X is Real

Simple: You can't put x=0. now, If you put 'x' as a negative number, the left side of the equation becomes negative and If you put 'x' as a positive number, the left side of the equation becomes positive. So there is no solution of the equation in the real line.

Putting $a=(x+\frac{1}{x})$ We get, $a^3=-a$ $\Rightarrow a^2=-1, \space since \space a \ne 0$ for real $x$ .

Now this equation clearly can't be satisfied with any real number. Hence there are no real solutions

$With\quad x\quad \neq \quad 0$ $For\quad x\quad >\quad 0\quad we\quad have\quad :\quad { (x+\frac { 1 }{ x } ) }^{ 3 }+\quad (x+\frac { 1 }{ x } )\quad >\quad 0$ $For\quad x\quad <\quad 0\quad we\quad have\quad :\quad { (x+\frac { 1 }{ x } ) }^{ 3 }+\quad (x+\frac { 1 }{ x } )\quad <\quad 0$

So there is no reel roots for the equation

Substitute $\ y = x + \frac{1}{x}$ such that : $y^3 +y = y(y^2+1) = 0$ Clearly only y=0 has any chance of producing a real solution.

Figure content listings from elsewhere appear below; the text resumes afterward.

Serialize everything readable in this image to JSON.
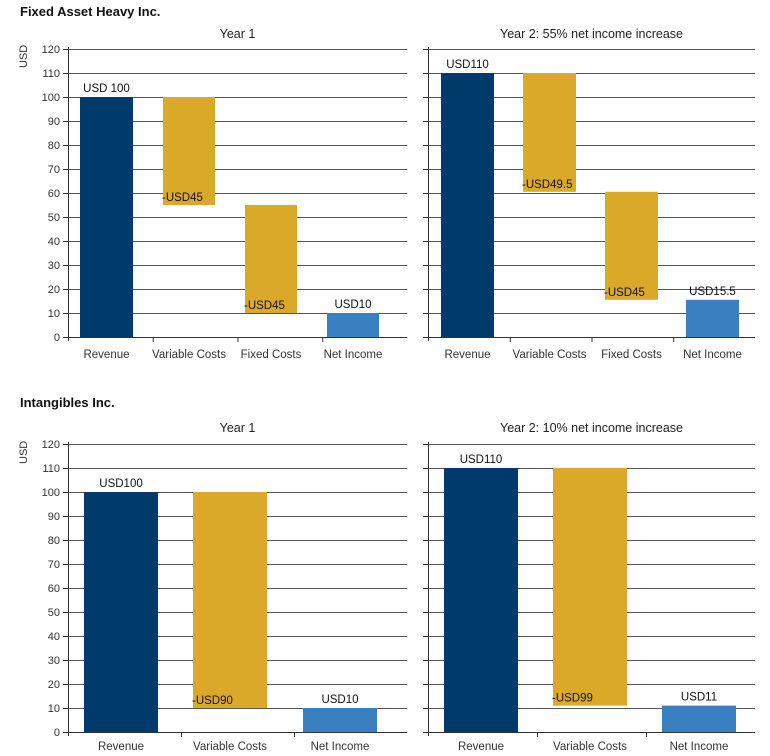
{
  "groups": [
    {
      "title": "Fixed Asset Heavy Inc.",
      "ylabel": "USD"
    },
    {
      "title": "Intangibles Inc.",
      "ylabel": "USD"
    }
  ],
  "colors": {
    "revenue": "#003a6b",
    "cost": "#dba92a",
    "net": "#3a80c1",
    "grid": "#555555",
    "axis": "#333333"
  },
  "chart_data": [
    {
      "type": "bar",
      "subtype": "waterfall",
      "title": "Year 1",
      "categories": [
        "Revenue",
        "Variable Costs",
        "Fixed Costs",
        "Net Income"
      ],
      "bars": [
        {
          "category": "Revenue",
          "start": 0,
          "end": 100,
          "kind": "revenue",
          "label": "USD 100"
        },
        {
          "category": "Variable Costs",
          "start": 100,
          "end": 55,
          "kind": "cost",
          "label": "-USD45"
        },
        {
          "category": "Fixed Costs",
          "start": 55,
          "end": 10,
          "kind": "cost",
          "label": "-USD45"
        },
        {
          "category": "Net Income",
          "start": 0,
          "end": 10,
          "kind": "net",
          "label": "USD10"
        }
      ],
      "yticks": [
        "0",
        "10",
        "20",
        "30",
        "40",
        "50",
        "60",
        "70",
        "80",
        "90",
        "100",
        "110",
        "120"
      ],
      "ylim": [
        0,
        120
      ],
      "grid": true
    },
    {
      "type": "bar",
      "subtype": "waterfall",
      "title": "Year 2: 55% net income increase",
      "categories": [
        "Revenue",
        "Variable Costs",
        "Fixed Costs",
        "Net Income"
      ],
      "bars": [
        {
          "category": "Revenue",
          "start": 0,
          "end": 110,
          "kind": "revenue",
          "label": "USD110"
        },
        {
          "category": "Variable Costs",
          "start": 110,
          "end": 60.5,
          "kind": "cost",
          "label": "-USD49.5"
        },
        {
          "category": "Fixed Costs",
          "start": 60.5,
          "end": 15.5,
          "kind": "cost",
          "label": "-USD45"
        },
        {
          "category": "Net Income",
          "start": 0,
          "end": 15.5,
          "kind": "net",
          "label": "USD15.5"
        }
      ],
      "ylim": [
        0,
        120
      ],
      "grid": true
    },
    {
      "type": "bar",
      "subtype": "waterfall",
      "title": "Year 1",
      "categories": [
        "Revenue",
        "Variable Costs",
        "Net Income"
      ],
      "bars": [
        {
          "category": "Revenue",
          "start": 0,
          "end": 100,
          "kind": "revenue",
          "label": "USD100"
        },
        {
          "category": "Variable Costs",
          "start": 100,
          "end": 10,
          "kind": "cost",
          "label": "-USD90"
        },
        {
          "category": "Net Income",
          "start": 0,
          "end": 10,
          "kind": "net",
          "label": "USD10"
        }
      ],
      "yticks": [
        "0",
        "10",
        "20",
        "30",
        "40",
        "50",
        "60",
        "70",
        "80",
        "90",
        "100",
        "110",
        "120"
      ],
      "ylim": [
        0,
        120
      ],
      "grid": true
    },
    {
      "type": "bar",
      "subtype": "waterfall",
      "title": "Year 2: 10% net income increase",
      "categories": [
        "Revenue",
        "Variable Costs",
        "Net Income"
      ],
      "bars": [
        {
          "category": "Revenue",
          "start": 0,
          "end": 110,
          "kind": "revenue",
          "label": "USD110"
        },
        {
          "category": "Variable Costs",
          "start": 110,
          "end": 11,
          "kind": "cost",
          "label": "-USD99"
        },
        {
          "category": "Net Income",
          "start": 0,
          "end": 11,
          "kind": "net",
          "label": "USD11"
        }
      ],
      "ylim": [
        0,
        120
      ],
      "grid": true
    }
  ]
}
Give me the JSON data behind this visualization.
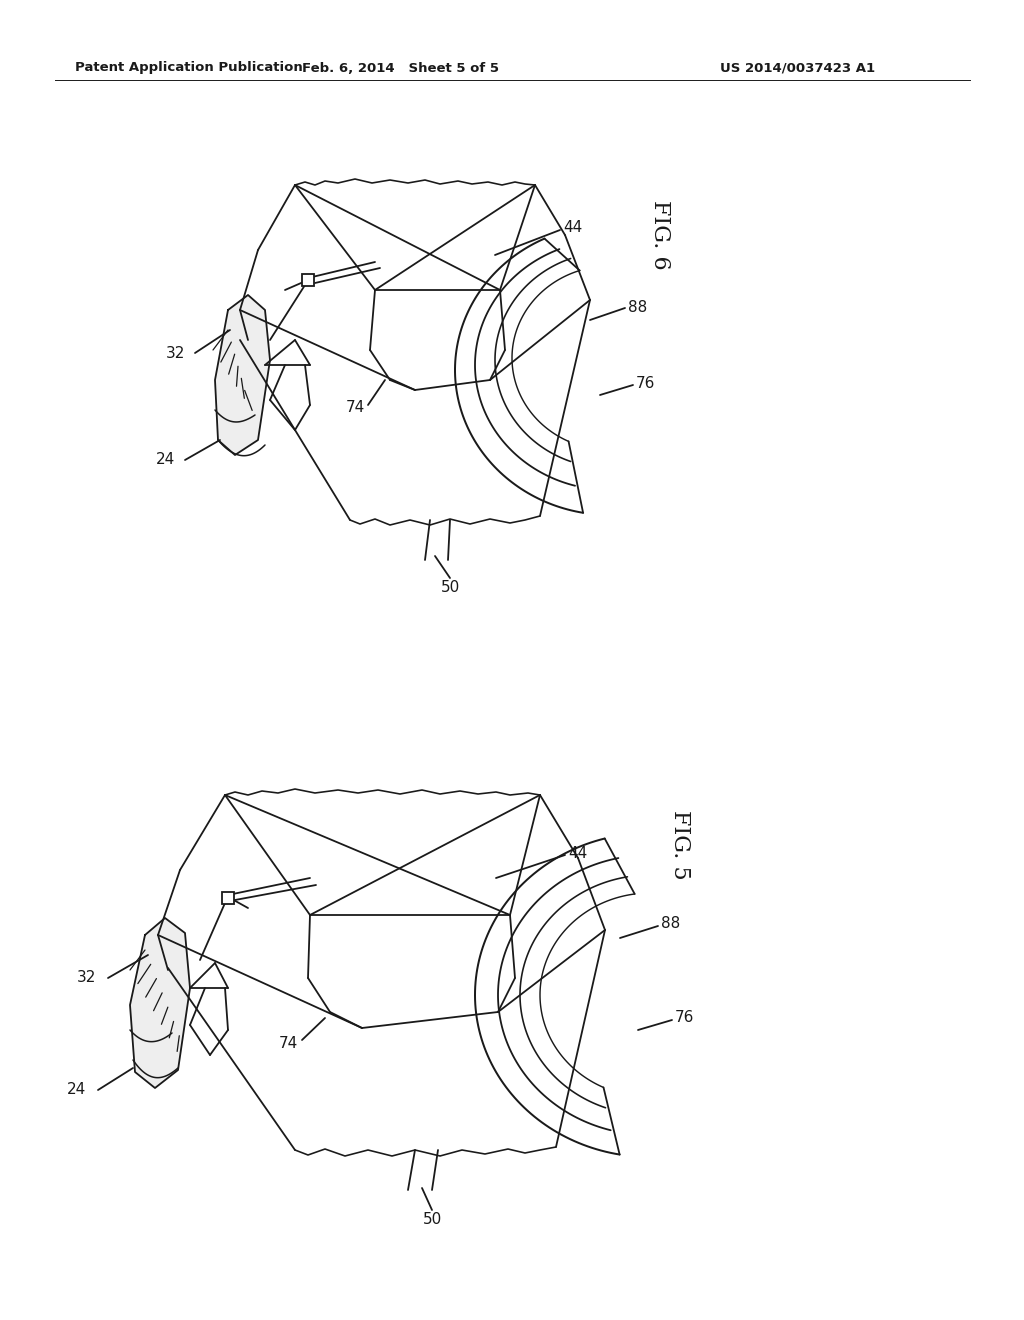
{
  "background_color": "#ffffff",
  "header_left": "Patent Application Publication",
  "header_center": "Feb. 6, 2014   Sheet 5 of 5",
  "header_right": "US 2014/0037423 A1",
  "line_color": "#1a1a1a",
  "line_width": 1.3,
  "fig6_label": "FIG. 6",
  "fig5_label": "FIG. 5",
  "annotation_fontsize": 11
}
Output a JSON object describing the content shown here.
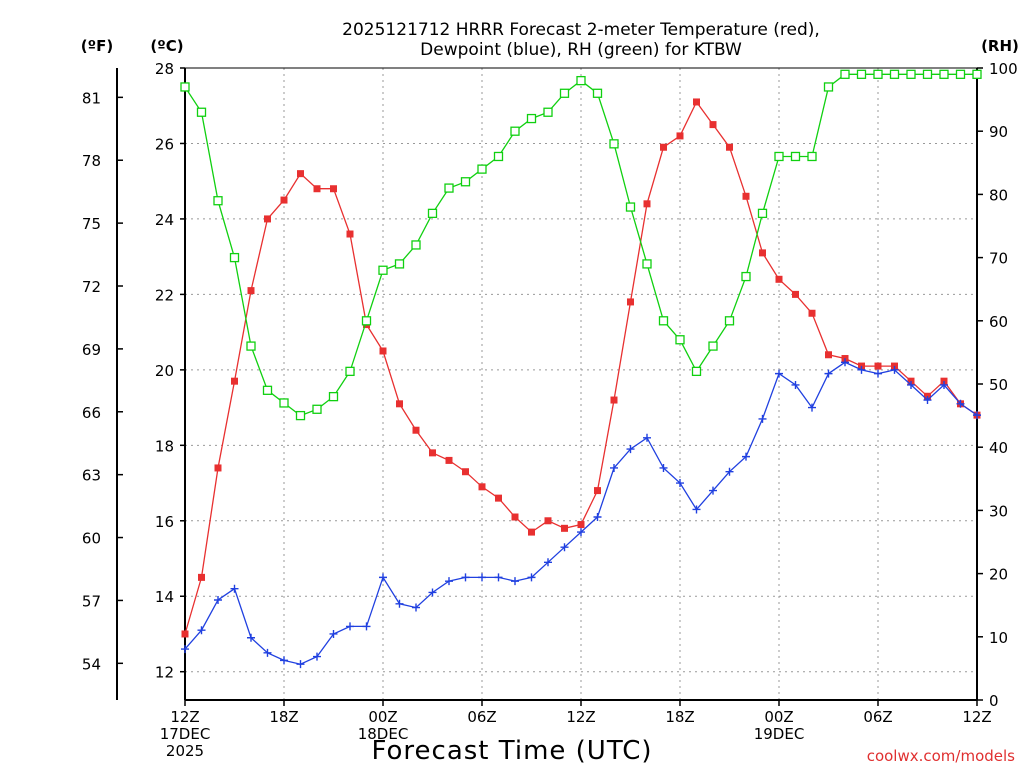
{
  "chart_data": {
    "type": "line",
    "title": [
      "2025121712 HRRR Forecast 2-meter Temperature (red),",
      "Dewpoint (blue), RH (green) for KTBW"
    ],
    "xlabel": "Forecast Time (UTC)",
    "watermark": "coolwx.com/models",
    "units": {
      "fahrenheit": "(ºF)",
      "celsius": "(ºC)",
      "rh": "(RH)"
    },
    "grid": true,
    "x_ticks": [
      {
        "hour": 0,
        "lines": [
          "12Z",
          "17DEC",
          "2025"
        ]
      },
      {
        "hour": 6,
        "lines": [
          "18Z"
        ]
      },
      {
        "hour": 12,
        "lines": [
          "00Z",
          "18DEC"
        ]
      },
      {
        "hour": 18,
        "lines": [
          "06Z"
        ]
      },
      {
        "hour": 24,
        "lines": [
          "12Z"
        ]
      },
      {
        "hour": 30,
        "lines": [
          "18Z"
        ]
      },
      {
        "hour": 36,
        "lines": [
          "00Z",
          "19DEC"
        ]
      },
      {
        "hour": 42,
        "lines": [
          "06Z"
        ]
      },
      {
        "hour": 48,
        "lines": [
          "12Z"
        ]
      }
    ],
    "xlim": [
      0,
      48
    ],
    "y_celsius": {
      "lim": [
        11.25,
        28
      ],
      "ticks": [
        12,
        14,
        16,
        18,
        20,
        22,
        24,
        26,
        28
      ]
    },
    "y_fahrenheit": {
      "ticks": [
        54,
        57,
        60,
        63,
        66,
        69,
        72,
        75,
        78,
        81
      ]
    },
    "y_rh": {
      "lim": [
        0,
        100
      ],
      "ticks": [
        0,
        10,
        20,
        30,
        40,
        50,
        60,
        70,
        80,
        90,
        100
      ]
    },
    "series": [
      {
        "name": "Temperature",
        "color": "#e83030",
        "marker": "filled-square",
        "axis": "celsius",
        "values": [
          13.0,
          14.5,
          17.4,
          19.7,
          22.1,
          24.0,
          24.5,
          25.2,
          24.8,
          24.8,
          23.6,
          21.2,
          20.5,
          19.1,
          18.4,
          17.8,
          17.6,
          17.3,
          16.9,
          16.6,
          16.1,
          15.7,
          16.0,
          15.8,
          15.9,
          16.8,
          19.2,
          21.8,
          24.4,
          25.9,
          26.2,
          27.1,
          26.5,
          25.9,
          24.6,
          23.1,
          22.4,
          22.0,
          21.5,
          20.4,
          20.3,
          20.1,
          20.1,
          20.1,
          19.7,
          19.3,
          19.7,
          19.1,
          18.8
        ]
      },
      {
        "name": "Dewpoint",
        "color": "#2040e0",
        "marker": "plus",
        "axis": "celsius",
        "values": [
          12.6,
          13.1,
          13.9,
          14.2,
          12.9,
          12.5,
          12.3,
          12.2,
          12.4,
          13.0,
          13.2,
          13.2,
          14.5,
          13.8,
          13.7,
          14.1,
          14.4,
          14.5,
          14.5,
          14.5,
          14.4,
          14.5,
          14.9,
          15.3,
          15.7,
          16.1,
          17.4,
          17.9,
          18.2,
          17.4,
          17.0,
          16.3,
          16.8,
          17.3,
          17.7,
          18.7,
          19.9,
          19.6,
          19.0,
          19.9,
          20.2,
          20.0,
          19.9,
          20.0,
          19.6,
          19.2,
          19.6,
          19.1,
          18.8
        ]
      },
      {
        "name": "RH",
        "color": "#10d010",
        "marker": "open-square",
        "axis": "rh",
        "values": [
          97,
          93,
          79,
          70,
          56,
          49,
          47,
          45,
          46,
          48,
          52,
          60,
          68,
          69,
          72,
          77,
          81,
          82,
          84,
          86,
          90,
          92,
          93,
          96,
          98,
          96,
          88,
          78,
          69,
          60,
          57,
          52,
          56,
          60,
          67,
          77,
          86,
          86,
          86,
          97,
          99,
          99,
          99,
          99,
          99,
          99,
          99,
          99,
          99
        ]
      }
    ]
  }
}
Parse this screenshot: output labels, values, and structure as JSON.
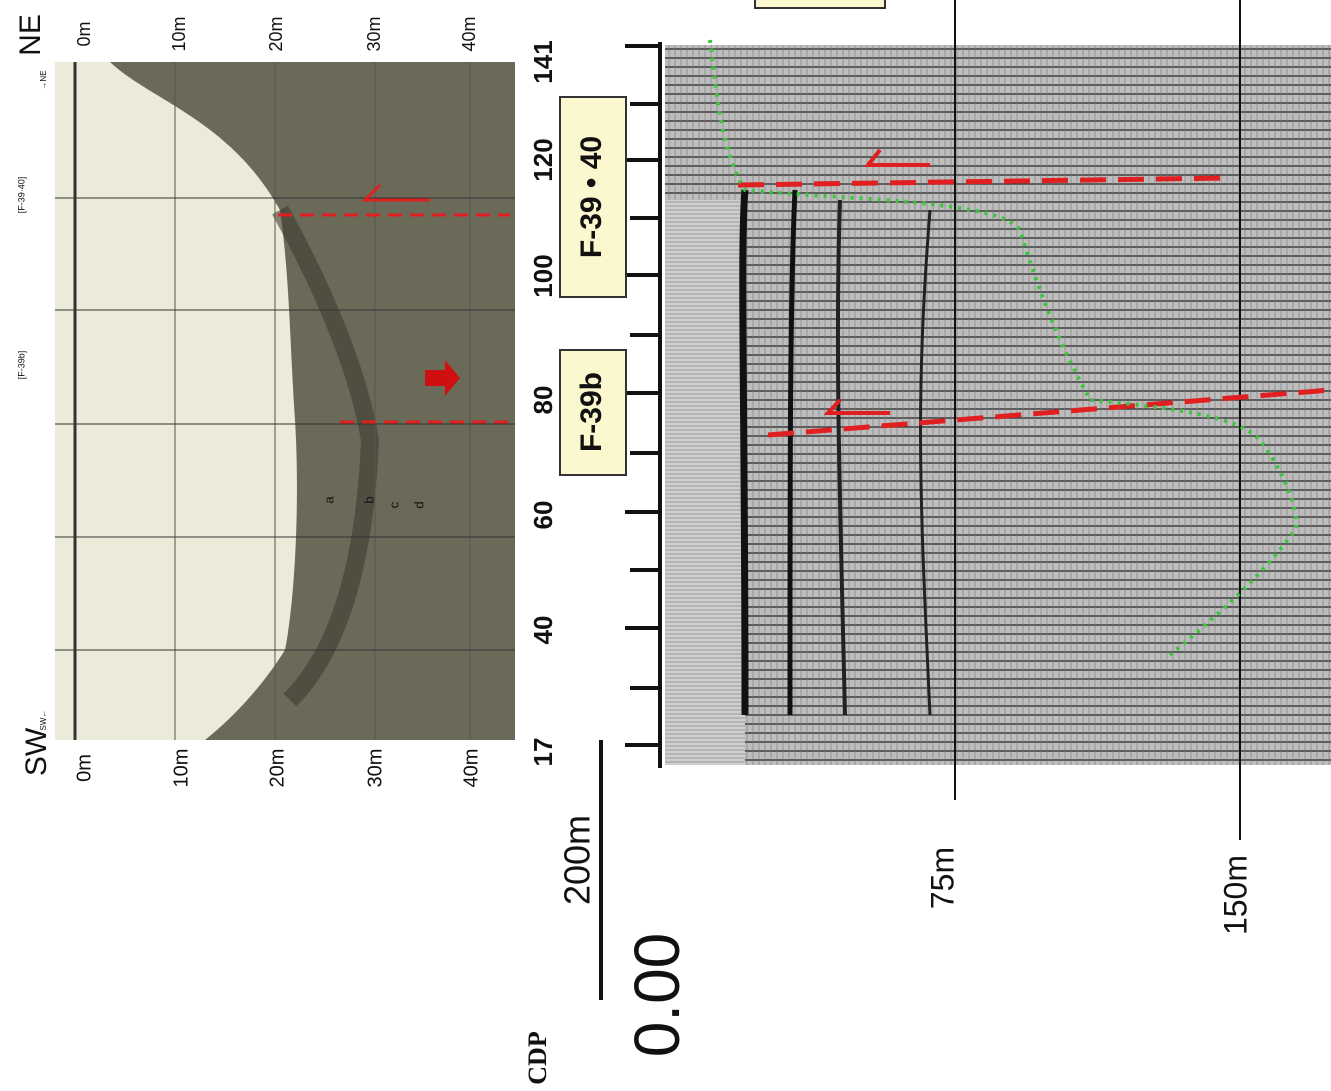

However, it is clear to see that $x + \frac{1}{x} = \frac{x^2+1}{x} = 0$ which doesn't produce a real solution. Hence, there are no real solutions.

Here's an easy way to kill it. Make the substitution $u = x+\frac{1}{x}$ . Then we have $u^3=-u$ , or $u^2 =-1$ , which clearly admits no real solutions.

(x+(1/x))((x+(1/x))^2 +1)=0

By Zero Product Property, x + (1/x) = 0 and/or (x + (1/x))^2 = -1. Latter is not possible for real x.

Also x^2 + 1 = 0 is not possible for real x. Hence no real roots exist for this equation.

$(x+\frac{1}{x})^{3}+(x+\frac{1}{x})=0$ . As $x+\frac{1}{x} \ne 0$ , we have $(x+\frac{1}{x})^{2}=-1$ but an squared real number is never going to be negative.

If x+1/x=0 roots are imaginary Then, x^2+1/x^+3=0 Put t=x^2 and solve Roots are imaginary

(x+1/x)^3 +(x + 1/x)=0 , (x+1/x)((x +1/x)^2 + 1)=0 , (x^2 + 1)( (x + 1/x)^2 + 1) =0 , here in both bracket value can not be zero ,because these are positive .Due to this right hand side value can note be zero, this is grater than zero. therefore .there is no any real solution for given equation,

I solved it this way : Let f(x) = (x+ 1/x)^3 + (1 + 1/x) Expand and take LCM. Now find the number of sign changes of co-effecients , that tells the number of + roots , which is 0 here. Now find f(-x) , again repeat the same procedure. That is the number of -ve roots. which is 0 here . So all roots are complex , there are 6 complex roots.